People in the laboratory of Molecular Signal Transduction Laboratory are investigating the molecular mechanisms of DUB enzymes (deubiquitinating enzymes) that may regulate the protein degradation in signaling pathways and cell proliferation and differentiation for embryonic and adult stem cells of human and mouse. Recently, we isolated and characterized novel DUB genes including mHAUSP, HeLaDUB-1, USP36, USP22, USP17, and USP42, and are now investigating their functional roles. The goals of our projects are to develop ways of cell proliferation and differentiation for embryonic and adult stem cells and lymphocytes.
2. Cancer Biology: Recessive Oncogene Lethal Giant Larvae (Lgl) Family Members
In order to understand the mechanisms of cancer development and metastasis, researchers have been trying to identify and study tumor suppressor genes and proto-oncogenes in various living organisms. The lethal (2) giant larvae (l(2)gl), the first recessive oncogene found in Drosophila, has been known that homozygous mutations at this locus lead to the development of transplantable neoplasms. The l(2)gl homologues in other organisms have been identified including Saccharomyces cerevisiae, Caenorhabditis elegans, mouse mgl-l, and human hugl. Since there are conserved structure of genes, the similarity of cellular processes, and functional conservation of proto-oncogenes and tumor suppressor genes among different species, it is possible that delineating the mechanisms of cancer development and metastasis in lower animals such as mice and rats can directly contribute to the understanding of them in human.
3. Reproductive Biology: Recurrent Pregnancy Loss (RPL), Premature Ovarian Failure, and Polycystic Ovary Syndrome (PCOS)

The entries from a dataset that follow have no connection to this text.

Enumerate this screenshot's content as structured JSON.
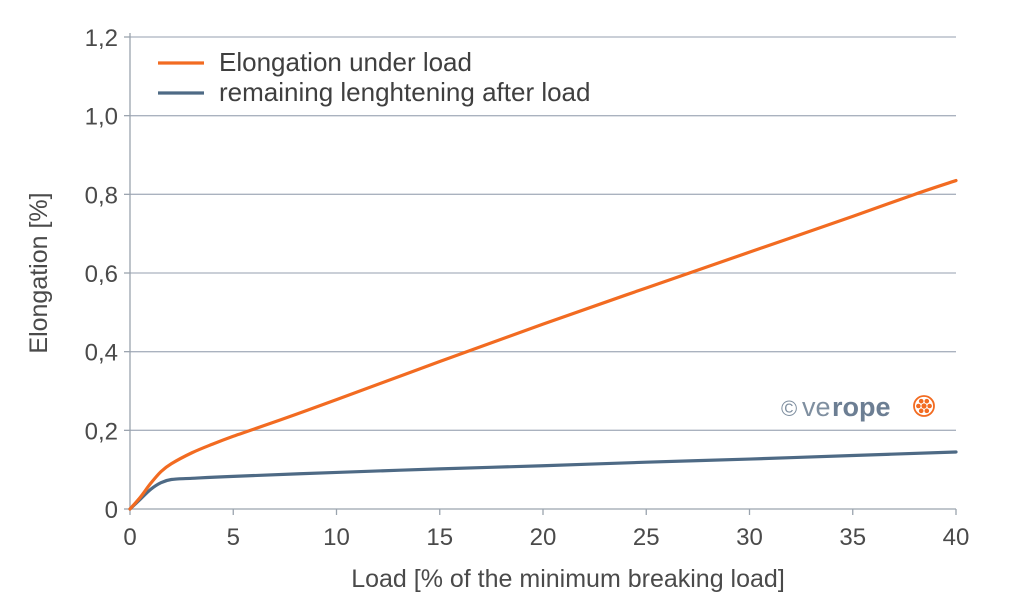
{
  "chart_data": {
    "type": "line",
    "title": "",
    "xlabel": "Load [% of the minimum breaking load]",
    "ylabel": "Elongation [%]",
    "xlim": [
      0,
      40
    ],
    "ylim": [
      0,
      1.2
    ],
    "x_ticks": [
      0,
      5,
      10,
      15,
      20,
      25,
      30,
      35,
      40
    ],
    "x_tick_labels": [
      "0",
      "5",
      "10",
      "15",
      "20",
      "25",
      "30",
      "35",
      "40"
    ],
    "y_ticks": [
      0,
      0.2,
      0.4,
      0.6,
      0.8,
      1.0,
      1.2
    ],
    "y_tick_labels": [
      "0",
      "0,2",
      "0,4",
      "0,6",
      "0,8",
      "1,0",
      "1,2"
    ],
    "grid": "horizontal",
    "legend_position": "top-left",
    "series": [
      {
        "name": "Elongation under load",
        "color": "#f26b21",
        "x": [
          0,
          0.5,
          1,
          1.5,
          2,
          3,
          4,
          5,
          6,
          8,
          10,
          15,
          20,
          25,
          30,
          35,
          38,
          40
        ],
        "y": [
          0,
          0.03,
          0.065,
          0.095,
          0.115,
          0.143,
          0.165,
          0.185,
          0.203,
          0.24,
          0.278,
          0.375,
          0.47,
          0.562,
          0.653,
          0.744,
          0.8,
          0.835
        ]
      },
      {
        "name": "remaining lenghtening after load",
        "color": "#4e6a85",
        "x": [
          0,
          0.5,
          1,
          1.5,
          2,
          3,
          5,
          10,
          15,
          20,
          25,
          30,
          35,
          40
        ],
        "y": [
          0,
          0.025,
          0.05,
          0.067,
          0.075,
          0.078,
          0.083,
          0.093,
          0.102,
          0.11,
          0.119,
          0.127,
          0.136,
          0.145
        ]
      }
    ]
  },
  "watermark": {
    "copyright_symbol": "©",
    "brand_light": "ve",
    "brand_bold": "rope",
    "color": "#f26b21"
  }
}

Recurrent pregnancy loss (RPL) is defined as the occurrence of a clinically detectable pregnancy loss within 20th weeks' gestation on 3 or more occasions. However, in as many as 40-60% of these cases, the cause remains unknown. This research project will be involved in identifying and cloning the factor(s) that are less expressed or more expressed in RPL patients. The scientific and clinical benefits of this effort will ultimately enable the physician to more effectively address the uncertainty that confronts patients experiencing habitual abortion.

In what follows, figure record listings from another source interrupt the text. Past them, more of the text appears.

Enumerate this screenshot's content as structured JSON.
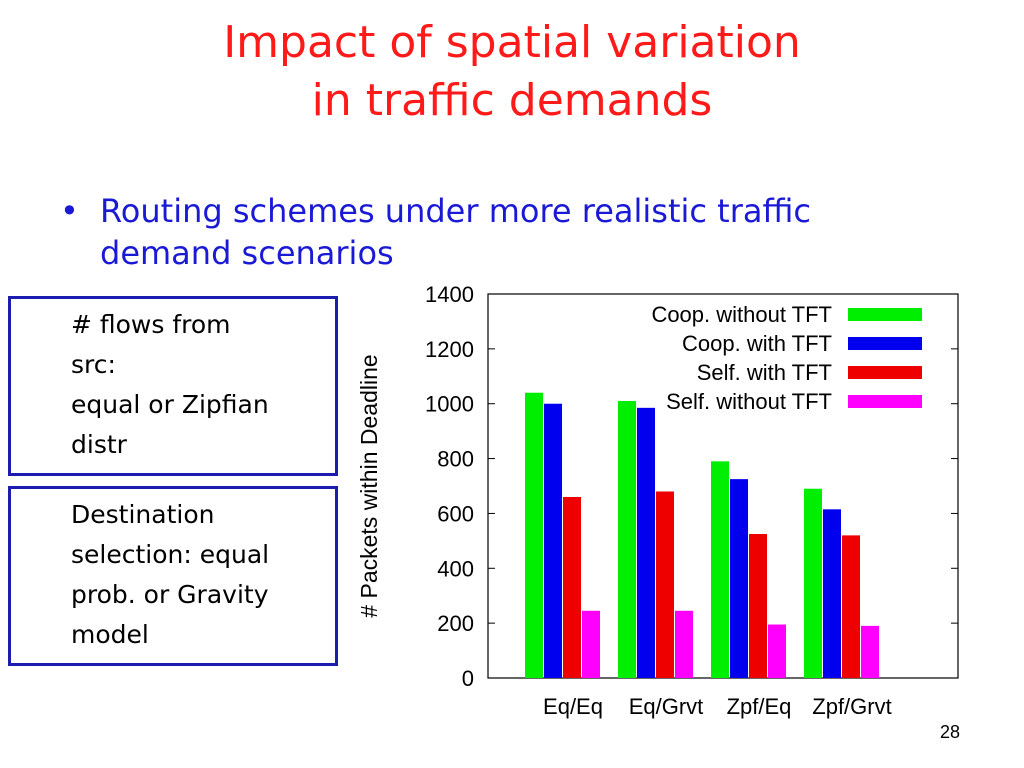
{
  "slide": {
    "title_line1": "Impact of spatial variation",
    "title_line2": "in traffic demands",
    "bullet_marker": "•",
    "bullet_text_line1": "Routing schemes under more realistic traffic",
    "bullet_text_line2": "demand scenarios",
    "box1_lines": [
      "# flows from",
      "src:",
      "equal or Zipfian",
      "distr"
    ],
    "box2_lines": [
      "Destination",
      "selection: equal",
      "prob. or Gravity",
      "model"
    ],
    "slide_number": "28",
    "colors": {
      "title": "#ff1a1a",
      "bullet": "#1a1ad6",
      "box_border": "#1c1cb0"
    }
  },
  "chart_data": {
    "type": "bar",
    "title": "",
    "xlabel": "",
    "ylabel": "# Packets within Deadline",
    "ylim": [
      0,
      1400
    ],
    "yticks": [
      "0",
      "200",
      "400",
      "600",
      "800",
      "1000",
      "1200",
      "1400"
    ],
    "categories": [
      "Eq/Eq",
      "Eq/Grvt",
      "Zpf/Eq",
      "Zpf/Grvt"
    ],
    "legend_position": "top-right",
    "grid": false,
    "series": [
      {
        "name": "Coop. without TFT",
        "color": "#00ee00",
        "values": [
          1040,
          1010,
          790,
          690
        ]
      },
      {
        "name": "Coop. with TFT",
        "color": "#0000ee",
        "values": [
          1000,
          985,
          725,
          615
        ]
      },
      {
        "name": "Self. with TFT",
        "color": "#ee0000",
        "values": [
          660,
          680,
          525,
          520
        ]
      },
      {
        "name": "Self. without TFT",
        "color": "#ff00ff",
        "values": [
          245,
          245,
          195,
          190
        ]
      }
    ]
  }
}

Premature ovarian failure (POF) is defined when a female achieves menopause before the age of 40, ultimately resulting in infertility. Since no biomarkers for POF have been identified to date, this research project is developed to investigate the biological functions of proteins differentially expressed in POF patients.
Polycystic ovary syndrome (PCOS) affects 5% of reproductive aged women and is the leading cause of anovulatory infertility. Recently, it has become clear that this syndrome is also associated with obesity, hirsutism, and insulin resistance as well as menstrual disturbance. The clinical and biochemical features of this syndrome are heterogeneous, which lead to much debate as to whether it represents a single disorder or several. This research project will be involved in identifying and cloning the factor(s) that are less expressed or more expressed in PCOS patients.
To achieve these goals for our projects, basically molecular, biochemical and immunological techniques including gene cloning, sequencing, PCR (polymerase chain reaction), RT-PCR, Southern blotting, Northern blotting, Western blotting, 2-DE, mass spectrometry, and cell culture are applied.